Menurut pendapat Ibnu Hajar al-Asqalani (w. 852 H), ilmu hadis dirayah yaitu pengetahuan perihal kaidah-kaidah untuk mengetahui keadaan perawi dan sesuatu yang diriwayatkan. Pengertian ini diikuti oleh sebagian besar jago hadis.

Dari pengertian di atas sanggup dijelaskan bahwa ilmu hadis dirayah yaitu kumpulan kaidah-kaidah untuk mengetahui keadaan perawi (sanad) dan sesuatu yang diriwayatkan (matan) dari sisi diterima (maqbul) dan tidak--keadaan perawi dan sesuatu yang diriwayatkannya—(mardud). Jadi, objek kajian atau pokok pembahasan ilmu hadis dirayahi, menurut definisi di atas, yaitu penelitian terhadap keadaan para perawi hadis (sanad) dan matannya (teks hadis/matan)

Pembahasan perihal sanad meliputi;
1) Sanadnya bersambung (ittis al as-sanad), yaitu bahwa suatu rangkaian sanad hadis haruslah bersambung mulai dari sahabat hingga pada periwayat terakhir yang menuliskan atau membukukan hadis tersebut. Oleh karenanya, tidak dibenarkan suatu rangkaian sanad tersebut yang terputus (tidak pernah bertemu, tidak semasa), tersembunyi, tidak diketahui identitasnya atau tersamar.

2) Segi doktrin sanad (Siqat as-sanad), yatu setiap perawi yang terdapat di dalam sanad suatu hadis harus mempunyai sifat adil dan dabit (kuat dan cermat daya hapalan hadisnya)

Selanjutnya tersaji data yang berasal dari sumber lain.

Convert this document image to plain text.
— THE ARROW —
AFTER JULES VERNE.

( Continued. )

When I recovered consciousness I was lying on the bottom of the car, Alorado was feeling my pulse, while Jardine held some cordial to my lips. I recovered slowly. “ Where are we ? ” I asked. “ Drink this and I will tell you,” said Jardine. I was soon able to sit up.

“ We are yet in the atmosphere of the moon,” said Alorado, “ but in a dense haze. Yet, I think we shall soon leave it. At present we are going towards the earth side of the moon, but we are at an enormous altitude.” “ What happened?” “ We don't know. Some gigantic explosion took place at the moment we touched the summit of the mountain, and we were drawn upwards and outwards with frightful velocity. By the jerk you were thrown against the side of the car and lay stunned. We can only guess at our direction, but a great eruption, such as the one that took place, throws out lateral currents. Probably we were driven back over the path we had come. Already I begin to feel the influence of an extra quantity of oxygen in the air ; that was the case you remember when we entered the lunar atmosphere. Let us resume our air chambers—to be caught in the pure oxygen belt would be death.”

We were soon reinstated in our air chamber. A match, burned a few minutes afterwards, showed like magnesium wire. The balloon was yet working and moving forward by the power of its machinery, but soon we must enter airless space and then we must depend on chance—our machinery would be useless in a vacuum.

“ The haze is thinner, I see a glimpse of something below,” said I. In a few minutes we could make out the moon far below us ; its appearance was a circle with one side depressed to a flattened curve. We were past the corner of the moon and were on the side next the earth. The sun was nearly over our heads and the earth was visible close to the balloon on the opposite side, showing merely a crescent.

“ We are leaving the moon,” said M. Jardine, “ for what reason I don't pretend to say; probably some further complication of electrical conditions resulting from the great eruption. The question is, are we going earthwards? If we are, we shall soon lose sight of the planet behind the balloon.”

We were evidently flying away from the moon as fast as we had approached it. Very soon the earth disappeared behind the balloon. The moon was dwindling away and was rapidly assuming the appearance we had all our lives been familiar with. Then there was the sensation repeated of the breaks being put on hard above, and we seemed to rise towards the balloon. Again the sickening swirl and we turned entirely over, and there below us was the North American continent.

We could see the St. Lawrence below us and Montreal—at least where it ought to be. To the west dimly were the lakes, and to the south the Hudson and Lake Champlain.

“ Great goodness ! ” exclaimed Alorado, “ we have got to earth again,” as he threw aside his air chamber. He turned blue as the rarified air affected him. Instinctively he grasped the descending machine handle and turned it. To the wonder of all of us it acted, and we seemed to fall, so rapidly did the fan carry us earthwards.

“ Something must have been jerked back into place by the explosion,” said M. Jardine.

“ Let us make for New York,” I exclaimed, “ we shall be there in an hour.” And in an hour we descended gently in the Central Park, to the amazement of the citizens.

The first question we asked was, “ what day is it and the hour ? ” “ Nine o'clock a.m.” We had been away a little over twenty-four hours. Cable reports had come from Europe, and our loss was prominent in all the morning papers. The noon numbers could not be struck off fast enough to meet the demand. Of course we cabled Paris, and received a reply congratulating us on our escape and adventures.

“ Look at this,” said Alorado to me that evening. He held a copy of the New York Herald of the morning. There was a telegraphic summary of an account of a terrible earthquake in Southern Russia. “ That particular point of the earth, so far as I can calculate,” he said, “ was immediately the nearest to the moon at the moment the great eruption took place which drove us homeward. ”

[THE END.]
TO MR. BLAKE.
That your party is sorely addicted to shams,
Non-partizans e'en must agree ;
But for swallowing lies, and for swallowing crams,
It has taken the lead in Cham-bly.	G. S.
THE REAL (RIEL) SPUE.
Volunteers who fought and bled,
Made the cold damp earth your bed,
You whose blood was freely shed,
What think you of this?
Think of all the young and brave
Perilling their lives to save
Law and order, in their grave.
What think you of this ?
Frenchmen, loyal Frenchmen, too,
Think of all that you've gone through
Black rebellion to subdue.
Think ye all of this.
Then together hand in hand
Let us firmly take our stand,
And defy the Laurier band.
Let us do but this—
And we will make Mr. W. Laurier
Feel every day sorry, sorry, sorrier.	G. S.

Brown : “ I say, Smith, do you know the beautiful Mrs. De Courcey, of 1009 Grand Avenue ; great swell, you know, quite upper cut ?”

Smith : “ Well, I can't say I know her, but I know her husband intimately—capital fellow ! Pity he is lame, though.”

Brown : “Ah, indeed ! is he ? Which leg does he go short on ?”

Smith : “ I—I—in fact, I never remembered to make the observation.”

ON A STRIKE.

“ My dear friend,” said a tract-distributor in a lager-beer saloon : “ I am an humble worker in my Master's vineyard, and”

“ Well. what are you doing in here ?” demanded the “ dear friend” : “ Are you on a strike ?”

3) Bebas dari kejanggalan (syaz).

4) Bebas dari cacat (‘illat).

Sedangkan pembahasan mengenai matan (teks hadis) yaitu mencakup segi kesahihan atau ke-daif-an matan tersebut. Hal tersebut sanggup dilihat dari:

1) Apakah matan hadis tersebut sesuai atau tidak dengan kandungan/ajaran al-Qur’an.
2) Bebas dari kejanggalan redaksi (rakiku al-alfaz)
3) Bebas dari cacat atau kejanggalan makna (fasad al- ma’na), alasannya bertentangan dengan nalar dan panca indera, atau dengan kandungan dan makna Al-Qur’an, atau dengan fakta sejarah; dan
4) Bebas dari kata-kata abnormal (garib), yaitu kata-kata yang tidak sanggup dipahami menurut maknanya yang umum dikenal.
Baca Juga : 

B. Manfaat Mempelajari Ilmu Hadis Dirayah.
Ketika umat Islam menyakini bahwa hadis Nabi Muhammad Saw. merupakan sumber dan pedoman hidup yang utama sesudah al-Qur’an, maka kajian terhadap ilmu hadis menjadi sangat penting. Berikut ini yaitu beberapa manfaat mempelajari ilmu hadis, antara lain:

1. Dengan mengkaji ilmu hadis, kita sanggup menyeleksi hadis-hadis secara akademis untuk dijadikan sebagai pedoman hidup.

2. Dengan mempelajari ilmu hadis kita sanggup mengetahui hadis-hadis yang sahih, da’if, hasan, mauquf, marfu’, maqbul (dapat diterima), mardud (ditolak), ma’mul bih (dapat diamalkan) dan gairu ma’mul bih (tidak sanggup diamalkan).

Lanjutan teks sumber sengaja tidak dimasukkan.